Kulturraum: Ägyptisch
Periode: 18. Dynastie, Herrschaft des Thutmosis III. bis Amenophis III., 1479-1352 v. Chr.
Material: Terracotta
Dimensionen: 15 cm x 7,5 cm
Preis: 28.000 Euro
Ref: 1159
Provenienz: Sangiorgi Sammlung, Palazzo Borghese Rom bis 1948. Aus dieser Sammlung von Russel Roberts im selben Jahr erworben und seitdem in Familienbesitz. Ausgestellt im Kunsthistorischen Wien von 1. September 2004 bis 1. Jänner 2006.
Erhaltung: Hände, Füße und Kopf des Kindes sowie Henkel auf der Rückseite fehlen, ansonsten jedoch eine meisterliche Arbeit.

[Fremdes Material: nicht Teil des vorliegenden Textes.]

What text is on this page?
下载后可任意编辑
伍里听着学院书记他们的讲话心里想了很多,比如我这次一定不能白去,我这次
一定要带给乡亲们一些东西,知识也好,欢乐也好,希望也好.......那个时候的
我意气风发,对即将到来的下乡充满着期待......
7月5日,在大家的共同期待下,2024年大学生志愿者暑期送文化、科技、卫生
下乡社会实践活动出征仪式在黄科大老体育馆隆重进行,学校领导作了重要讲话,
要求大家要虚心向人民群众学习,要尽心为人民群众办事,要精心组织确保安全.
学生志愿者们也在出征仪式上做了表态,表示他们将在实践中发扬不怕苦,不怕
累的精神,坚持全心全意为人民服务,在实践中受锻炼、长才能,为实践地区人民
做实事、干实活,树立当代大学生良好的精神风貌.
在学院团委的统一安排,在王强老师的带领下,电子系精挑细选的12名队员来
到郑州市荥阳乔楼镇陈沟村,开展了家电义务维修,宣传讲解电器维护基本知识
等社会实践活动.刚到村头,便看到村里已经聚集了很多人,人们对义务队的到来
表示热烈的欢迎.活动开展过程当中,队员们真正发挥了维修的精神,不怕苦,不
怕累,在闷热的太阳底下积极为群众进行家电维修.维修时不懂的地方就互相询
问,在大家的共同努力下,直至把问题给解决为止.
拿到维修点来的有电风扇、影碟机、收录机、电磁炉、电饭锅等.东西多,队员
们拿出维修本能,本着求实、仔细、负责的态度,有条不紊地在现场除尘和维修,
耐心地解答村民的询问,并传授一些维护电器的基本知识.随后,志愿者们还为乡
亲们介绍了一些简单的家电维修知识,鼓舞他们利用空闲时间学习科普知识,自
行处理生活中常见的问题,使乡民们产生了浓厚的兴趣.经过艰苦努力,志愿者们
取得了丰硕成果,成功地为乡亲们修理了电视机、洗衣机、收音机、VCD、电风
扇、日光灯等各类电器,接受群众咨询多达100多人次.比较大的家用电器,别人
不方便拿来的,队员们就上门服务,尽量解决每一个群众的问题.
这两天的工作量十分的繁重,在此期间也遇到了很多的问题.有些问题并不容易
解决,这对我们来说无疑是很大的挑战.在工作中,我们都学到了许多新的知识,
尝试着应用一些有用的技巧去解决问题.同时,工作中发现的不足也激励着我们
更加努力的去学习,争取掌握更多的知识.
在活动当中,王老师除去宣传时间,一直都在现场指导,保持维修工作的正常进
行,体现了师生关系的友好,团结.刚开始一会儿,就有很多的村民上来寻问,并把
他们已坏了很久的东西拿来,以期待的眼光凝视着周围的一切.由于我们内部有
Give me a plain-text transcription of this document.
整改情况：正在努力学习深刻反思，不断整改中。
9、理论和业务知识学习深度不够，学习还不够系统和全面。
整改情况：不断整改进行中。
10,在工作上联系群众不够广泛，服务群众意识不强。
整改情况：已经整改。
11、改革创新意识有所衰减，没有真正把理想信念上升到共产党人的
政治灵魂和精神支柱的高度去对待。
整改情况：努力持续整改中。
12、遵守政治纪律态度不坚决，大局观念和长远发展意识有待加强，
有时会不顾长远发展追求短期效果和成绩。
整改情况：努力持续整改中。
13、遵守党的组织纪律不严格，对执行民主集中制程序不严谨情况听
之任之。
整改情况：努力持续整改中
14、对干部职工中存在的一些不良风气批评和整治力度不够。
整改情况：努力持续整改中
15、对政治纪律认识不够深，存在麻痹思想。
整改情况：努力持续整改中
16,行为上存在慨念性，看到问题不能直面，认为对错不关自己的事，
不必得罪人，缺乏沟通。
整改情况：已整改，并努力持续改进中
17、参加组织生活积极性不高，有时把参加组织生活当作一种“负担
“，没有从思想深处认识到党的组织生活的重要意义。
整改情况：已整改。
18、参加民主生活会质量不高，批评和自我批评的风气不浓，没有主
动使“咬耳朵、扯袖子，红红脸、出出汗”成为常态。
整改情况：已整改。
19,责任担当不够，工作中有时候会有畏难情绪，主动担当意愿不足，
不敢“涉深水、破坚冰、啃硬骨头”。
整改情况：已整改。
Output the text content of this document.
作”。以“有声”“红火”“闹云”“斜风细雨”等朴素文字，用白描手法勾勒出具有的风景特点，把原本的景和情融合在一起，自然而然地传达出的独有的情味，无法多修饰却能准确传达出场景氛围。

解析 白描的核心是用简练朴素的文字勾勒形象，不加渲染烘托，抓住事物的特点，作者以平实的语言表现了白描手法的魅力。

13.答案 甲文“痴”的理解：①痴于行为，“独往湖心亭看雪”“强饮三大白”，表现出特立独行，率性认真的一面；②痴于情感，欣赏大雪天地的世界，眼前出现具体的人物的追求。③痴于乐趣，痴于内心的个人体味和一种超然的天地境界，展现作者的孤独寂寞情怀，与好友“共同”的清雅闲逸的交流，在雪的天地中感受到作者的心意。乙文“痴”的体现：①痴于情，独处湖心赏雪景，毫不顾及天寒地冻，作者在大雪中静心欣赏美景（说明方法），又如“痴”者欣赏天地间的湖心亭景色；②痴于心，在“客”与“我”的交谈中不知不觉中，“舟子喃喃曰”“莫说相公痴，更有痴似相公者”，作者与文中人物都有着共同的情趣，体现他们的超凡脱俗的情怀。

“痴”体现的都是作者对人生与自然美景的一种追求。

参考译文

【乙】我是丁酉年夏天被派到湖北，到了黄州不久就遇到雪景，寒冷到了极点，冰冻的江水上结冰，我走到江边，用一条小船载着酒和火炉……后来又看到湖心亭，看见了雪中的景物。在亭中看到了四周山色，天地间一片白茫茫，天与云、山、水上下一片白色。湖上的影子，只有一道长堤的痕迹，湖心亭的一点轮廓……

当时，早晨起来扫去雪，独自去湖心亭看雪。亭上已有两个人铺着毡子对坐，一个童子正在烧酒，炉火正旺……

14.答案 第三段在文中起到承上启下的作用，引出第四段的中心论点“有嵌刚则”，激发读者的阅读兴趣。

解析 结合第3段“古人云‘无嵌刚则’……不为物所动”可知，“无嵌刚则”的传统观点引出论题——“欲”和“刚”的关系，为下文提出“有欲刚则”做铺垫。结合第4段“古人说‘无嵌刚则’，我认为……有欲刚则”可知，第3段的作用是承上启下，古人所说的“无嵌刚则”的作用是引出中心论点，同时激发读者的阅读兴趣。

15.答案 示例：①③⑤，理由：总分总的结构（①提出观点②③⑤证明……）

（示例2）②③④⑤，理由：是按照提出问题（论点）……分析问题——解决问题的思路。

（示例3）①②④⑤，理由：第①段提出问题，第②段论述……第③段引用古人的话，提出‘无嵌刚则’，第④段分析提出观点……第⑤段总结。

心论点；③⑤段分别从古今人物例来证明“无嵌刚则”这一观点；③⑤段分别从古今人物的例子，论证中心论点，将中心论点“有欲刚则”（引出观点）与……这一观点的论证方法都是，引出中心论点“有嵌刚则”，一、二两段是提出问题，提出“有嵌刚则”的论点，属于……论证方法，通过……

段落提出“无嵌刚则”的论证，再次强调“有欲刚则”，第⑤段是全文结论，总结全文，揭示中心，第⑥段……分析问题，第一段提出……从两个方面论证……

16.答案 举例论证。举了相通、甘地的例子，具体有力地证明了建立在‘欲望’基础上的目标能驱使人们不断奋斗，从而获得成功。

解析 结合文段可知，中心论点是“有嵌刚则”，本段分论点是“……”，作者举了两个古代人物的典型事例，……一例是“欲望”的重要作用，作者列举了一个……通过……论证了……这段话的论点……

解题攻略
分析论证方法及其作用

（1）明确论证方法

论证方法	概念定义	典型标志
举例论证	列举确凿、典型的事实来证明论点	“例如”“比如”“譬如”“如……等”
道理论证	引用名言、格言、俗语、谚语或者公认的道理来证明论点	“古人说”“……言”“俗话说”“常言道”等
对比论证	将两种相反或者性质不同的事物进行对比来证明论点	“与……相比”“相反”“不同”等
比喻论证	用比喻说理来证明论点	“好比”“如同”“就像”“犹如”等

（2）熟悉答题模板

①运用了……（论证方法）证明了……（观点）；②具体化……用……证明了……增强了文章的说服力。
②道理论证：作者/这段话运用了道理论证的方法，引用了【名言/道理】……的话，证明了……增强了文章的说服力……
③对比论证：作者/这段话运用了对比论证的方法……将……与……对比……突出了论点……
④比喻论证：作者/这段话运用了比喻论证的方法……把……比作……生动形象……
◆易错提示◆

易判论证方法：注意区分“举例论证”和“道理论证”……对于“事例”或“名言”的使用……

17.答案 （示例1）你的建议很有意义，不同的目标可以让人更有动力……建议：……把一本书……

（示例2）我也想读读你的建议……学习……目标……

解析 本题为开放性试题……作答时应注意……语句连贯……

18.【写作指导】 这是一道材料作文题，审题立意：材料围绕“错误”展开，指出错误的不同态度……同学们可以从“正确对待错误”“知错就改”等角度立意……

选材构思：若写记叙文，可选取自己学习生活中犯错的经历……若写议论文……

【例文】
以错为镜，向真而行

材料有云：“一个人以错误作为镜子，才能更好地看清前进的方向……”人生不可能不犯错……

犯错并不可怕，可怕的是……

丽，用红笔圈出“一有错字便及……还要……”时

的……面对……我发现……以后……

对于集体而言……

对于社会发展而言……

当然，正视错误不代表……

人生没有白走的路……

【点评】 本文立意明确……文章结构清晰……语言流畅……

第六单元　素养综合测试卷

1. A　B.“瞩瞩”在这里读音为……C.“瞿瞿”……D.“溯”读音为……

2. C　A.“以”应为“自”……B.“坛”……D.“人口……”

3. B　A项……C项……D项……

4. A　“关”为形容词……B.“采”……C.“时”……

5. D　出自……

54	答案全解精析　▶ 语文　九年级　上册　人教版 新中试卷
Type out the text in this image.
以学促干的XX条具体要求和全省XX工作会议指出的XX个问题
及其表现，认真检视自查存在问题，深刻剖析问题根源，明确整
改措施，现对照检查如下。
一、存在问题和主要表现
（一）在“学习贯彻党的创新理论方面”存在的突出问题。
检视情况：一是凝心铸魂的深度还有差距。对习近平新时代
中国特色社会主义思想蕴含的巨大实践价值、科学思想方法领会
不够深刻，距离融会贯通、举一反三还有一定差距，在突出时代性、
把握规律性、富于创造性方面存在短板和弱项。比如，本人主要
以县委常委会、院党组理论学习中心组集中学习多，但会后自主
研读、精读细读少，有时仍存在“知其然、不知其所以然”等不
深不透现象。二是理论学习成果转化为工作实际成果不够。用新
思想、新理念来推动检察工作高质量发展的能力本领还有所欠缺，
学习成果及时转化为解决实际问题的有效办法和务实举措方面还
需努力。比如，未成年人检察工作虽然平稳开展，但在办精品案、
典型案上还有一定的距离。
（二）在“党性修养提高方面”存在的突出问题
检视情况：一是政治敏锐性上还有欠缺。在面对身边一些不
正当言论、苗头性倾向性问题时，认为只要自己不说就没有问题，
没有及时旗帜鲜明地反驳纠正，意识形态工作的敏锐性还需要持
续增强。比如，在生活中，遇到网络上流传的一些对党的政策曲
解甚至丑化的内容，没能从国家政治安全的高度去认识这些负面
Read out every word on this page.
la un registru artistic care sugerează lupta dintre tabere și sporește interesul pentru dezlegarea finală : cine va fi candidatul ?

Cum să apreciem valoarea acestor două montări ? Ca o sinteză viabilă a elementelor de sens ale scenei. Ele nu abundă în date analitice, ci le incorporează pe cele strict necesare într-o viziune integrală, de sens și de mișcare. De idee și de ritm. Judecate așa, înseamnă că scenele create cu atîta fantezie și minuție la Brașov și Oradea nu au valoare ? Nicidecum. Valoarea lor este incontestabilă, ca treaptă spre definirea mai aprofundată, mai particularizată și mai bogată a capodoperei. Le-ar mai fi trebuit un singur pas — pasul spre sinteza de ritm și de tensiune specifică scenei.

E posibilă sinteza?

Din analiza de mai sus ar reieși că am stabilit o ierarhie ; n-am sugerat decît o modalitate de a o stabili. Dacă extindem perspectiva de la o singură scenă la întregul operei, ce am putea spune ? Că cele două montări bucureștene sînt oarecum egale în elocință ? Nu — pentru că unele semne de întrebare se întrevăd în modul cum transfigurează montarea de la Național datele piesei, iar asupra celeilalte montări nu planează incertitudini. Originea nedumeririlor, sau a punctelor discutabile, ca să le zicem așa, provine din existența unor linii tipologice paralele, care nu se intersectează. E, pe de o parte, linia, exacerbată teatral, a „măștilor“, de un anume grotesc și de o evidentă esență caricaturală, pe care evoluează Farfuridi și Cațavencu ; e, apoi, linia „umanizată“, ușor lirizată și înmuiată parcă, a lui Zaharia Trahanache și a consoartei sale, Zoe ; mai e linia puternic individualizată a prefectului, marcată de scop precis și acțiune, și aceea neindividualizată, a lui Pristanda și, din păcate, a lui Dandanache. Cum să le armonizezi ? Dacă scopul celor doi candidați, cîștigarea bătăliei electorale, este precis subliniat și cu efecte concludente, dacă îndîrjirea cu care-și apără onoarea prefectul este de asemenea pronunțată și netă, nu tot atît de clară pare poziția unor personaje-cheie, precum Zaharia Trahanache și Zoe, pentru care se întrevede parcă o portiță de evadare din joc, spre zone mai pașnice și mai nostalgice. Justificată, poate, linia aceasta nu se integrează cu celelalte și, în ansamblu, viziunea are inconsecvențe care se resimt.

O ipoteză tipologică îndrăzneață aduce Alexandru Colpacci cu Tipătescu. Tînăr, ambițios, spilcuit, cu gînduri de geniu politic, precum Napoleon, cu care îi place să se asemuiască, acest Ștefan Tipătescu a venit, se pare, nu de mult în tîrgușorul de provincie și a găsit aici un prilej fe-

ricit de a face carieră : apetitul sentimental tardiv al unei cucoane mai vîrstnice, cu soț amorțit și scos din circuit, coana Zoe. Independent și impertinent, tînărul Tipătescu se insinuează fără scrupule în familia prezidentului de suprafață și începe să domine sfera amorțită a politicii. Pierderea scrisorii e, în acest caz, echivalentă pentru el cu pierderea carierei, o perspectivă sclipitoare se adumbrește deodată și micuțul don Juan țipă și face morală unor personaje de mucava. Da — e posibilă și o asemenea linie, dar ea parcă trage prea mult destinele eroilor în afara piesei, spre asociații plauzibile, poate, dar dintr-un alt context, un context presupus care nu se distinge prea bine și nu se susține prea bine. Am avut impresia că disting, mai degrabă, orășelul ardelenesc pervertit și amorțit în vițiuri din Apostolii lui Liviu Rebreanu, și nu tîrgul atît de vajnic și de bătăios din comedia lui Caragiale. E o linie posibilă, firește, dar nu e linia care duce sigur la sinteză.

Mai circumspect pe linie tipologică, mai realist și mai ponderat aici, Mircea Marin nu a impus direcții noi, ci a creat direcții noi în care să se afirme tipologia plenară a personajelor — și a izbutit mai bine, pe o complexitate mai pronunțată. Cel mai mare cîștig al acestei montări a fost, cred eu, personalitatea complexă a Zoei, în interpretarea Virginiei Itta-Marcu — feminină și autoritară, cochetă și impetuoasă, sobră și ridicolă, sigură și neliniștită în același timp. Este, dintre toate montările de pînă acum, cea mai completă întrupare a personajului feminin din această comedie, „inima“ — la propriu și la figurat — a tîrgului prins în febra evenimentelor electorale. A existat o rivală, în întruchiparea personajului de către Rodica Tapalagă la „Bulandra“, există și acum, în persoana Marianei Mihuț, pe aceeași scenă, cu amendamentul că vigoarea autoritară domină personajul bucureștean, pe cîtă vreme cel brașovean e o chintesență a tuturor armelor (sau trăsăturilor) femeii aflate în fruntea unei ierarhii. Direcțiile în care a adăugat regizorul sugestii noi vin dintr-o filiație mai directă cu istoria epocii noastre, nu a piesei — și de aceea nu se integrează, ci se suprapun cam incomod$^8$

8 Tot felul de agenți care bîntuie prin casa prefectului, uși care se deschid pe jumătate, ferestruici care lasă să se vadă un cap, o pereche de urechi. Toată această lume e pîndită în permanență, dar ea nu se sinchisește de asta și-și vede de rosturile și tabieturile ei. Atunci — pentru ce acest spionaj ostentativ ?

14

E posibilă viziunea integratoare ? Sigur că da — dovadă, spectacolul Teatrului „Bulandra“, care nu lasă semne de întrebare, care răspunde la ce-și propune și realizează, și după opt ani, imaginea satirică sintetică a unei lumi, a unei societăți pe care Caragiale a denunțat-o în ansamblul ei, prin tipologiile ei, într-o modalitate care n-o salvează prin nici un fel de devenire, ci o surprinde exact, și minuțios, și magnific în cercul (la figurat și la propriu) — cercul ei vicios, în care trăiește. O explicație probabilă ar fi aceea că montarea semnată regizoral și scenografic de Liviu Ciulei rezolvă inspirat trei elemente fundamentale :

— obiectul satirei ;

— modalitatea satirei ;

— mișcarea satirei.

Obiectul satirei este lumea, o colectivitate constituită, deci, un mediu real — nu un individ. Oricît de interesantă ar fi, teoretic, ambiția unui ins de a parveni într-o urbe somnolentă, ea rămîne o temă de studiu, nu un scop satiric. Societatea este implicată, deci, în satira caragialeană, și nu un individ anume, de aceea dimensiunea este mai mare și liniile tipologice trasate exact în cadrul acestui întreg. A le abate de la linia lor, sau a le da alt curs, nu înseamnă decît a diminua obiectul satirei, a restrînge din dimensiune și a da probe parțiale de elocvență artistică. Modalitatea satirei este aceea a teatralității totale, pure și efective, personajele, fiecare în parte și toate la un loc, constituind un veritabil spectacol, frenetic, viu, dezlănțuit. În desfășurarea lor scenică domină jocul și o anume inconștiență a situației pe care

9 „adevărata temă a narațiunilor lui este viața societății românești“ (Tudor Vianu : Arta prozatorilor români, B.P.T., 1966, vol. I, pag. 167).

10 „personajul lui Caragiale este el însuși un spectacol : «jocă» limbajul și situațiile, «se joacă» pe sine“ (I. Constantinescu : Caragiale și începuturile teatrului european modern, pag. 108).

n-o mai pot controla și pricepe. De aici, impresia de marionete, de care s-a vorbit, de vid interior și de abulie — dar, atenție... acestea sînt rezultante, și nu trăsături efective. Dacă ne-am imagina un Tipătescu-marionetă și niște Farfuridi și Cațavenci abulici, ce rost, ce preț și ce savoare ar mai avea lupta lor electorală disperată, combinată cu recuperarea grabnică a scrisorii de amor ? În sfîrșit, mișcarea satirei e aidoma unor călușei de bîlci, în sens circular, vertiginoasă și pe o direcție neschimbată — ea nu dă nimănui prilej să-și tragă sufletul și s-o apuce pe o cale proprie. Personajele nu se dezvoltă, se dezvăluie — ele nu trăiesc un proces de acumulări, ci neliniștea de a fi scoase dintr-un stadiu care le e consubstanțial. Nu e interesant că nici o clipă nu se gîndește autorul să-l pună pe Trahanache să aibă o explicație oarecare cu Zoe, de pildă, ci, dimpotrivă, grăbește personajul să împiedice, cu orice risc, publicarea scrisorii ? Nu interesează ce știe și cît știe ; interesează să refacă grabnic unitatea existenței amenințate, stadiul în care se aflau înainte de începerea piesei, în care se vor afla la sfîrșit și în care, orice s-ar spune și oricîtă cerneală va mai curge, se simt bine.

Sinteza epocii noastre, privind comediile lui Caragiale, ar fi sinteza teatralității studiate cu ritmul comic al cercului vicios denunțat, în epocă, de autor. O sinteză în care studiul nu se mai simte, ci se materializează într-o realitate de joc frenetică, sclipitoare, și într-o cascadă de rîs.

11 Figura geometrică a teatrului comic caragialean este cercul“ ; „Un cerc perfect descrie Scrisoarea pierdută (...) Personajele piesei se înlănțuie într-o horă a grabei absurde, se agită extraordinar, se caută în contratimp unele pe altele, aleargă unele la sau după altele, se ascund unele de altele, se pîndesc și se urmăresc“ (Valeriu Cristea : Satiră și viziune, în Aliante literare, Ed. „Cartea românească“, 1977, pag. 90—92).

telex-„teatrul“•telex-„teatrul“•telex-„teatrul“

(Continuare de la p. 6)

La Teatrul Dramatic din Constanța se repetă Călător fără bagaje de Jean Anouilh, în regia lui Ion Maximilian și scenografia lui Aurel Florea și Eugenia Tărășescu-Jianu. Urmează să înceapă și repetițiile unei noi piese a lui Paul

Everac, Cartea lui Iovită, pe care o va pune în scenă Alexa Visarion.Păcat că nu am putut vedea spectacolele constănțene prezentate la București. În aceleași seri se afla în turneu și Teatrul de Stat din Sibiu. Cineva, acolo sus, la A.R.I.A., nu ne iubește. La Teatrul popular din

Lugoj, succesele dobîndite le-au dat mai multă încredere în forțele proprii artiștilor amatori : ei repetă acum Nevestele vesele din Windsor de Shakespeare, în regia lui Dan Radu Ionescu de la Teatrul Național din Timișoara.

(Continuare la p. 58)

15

Beschreibung: Überaus seltenes Terrakotta-Muttermilch-Gefäß aus der 18. Dynastie, von denen weltweit nur rund 15 Exemplare und Fragmente erhalten sind. Die Mutter knieend mit dem Kind am Schoß dargestellt. Die langen Haare hinten zu einem langen Zopf gebunden, vorne fallen ihr seitlich der Brüste zwei am Ende gelockte Strähnen bis zum Ellenbogen. Die Arme, ebenfalls hochqualitativ gearbeitet, umfassen mit den großen Händen mit langen Fingern das Kind an Bauch und Gesäß. Die meisterliche Arbeit ist etwa an den Oberarmen sichtbar, die teilweise vom zarten, leicht gebeugten Körper abstehen. Das Kind greift mit dem linken Arm zur rechten Brust der Mutter, der linke Arm ruht auf ihrem linken Oberschenkel. Ausguss mit verdicktem Rand am Kopf der Mutterfigur. Die genaue Verwendung dieser Gefäße wird in der Forschung noch diskutiert. Es steht jedoch zweifelsfrei fest, dass hier eine Amme oder Mutter mit einem Kind dargestellt ist. Gleichzeitig kann das Gefäß ungefähr die Menge Milch aufnehmen, die eine Mutterbrust während eines normalen Stillvorgangs abgibt, weshalb die Verwendung als Muttermilch-Fläschchen naheliegend ist. Das Gefäß war mit einem Versicherungswert von 79.000 Euro vom 1. September 2004 bis 1. Jänner 2006 im Kunsthistorischen Museum Wien ausgestellt. Leihvertrag und Übernahmebestätigung vorhanden. Gesockelt.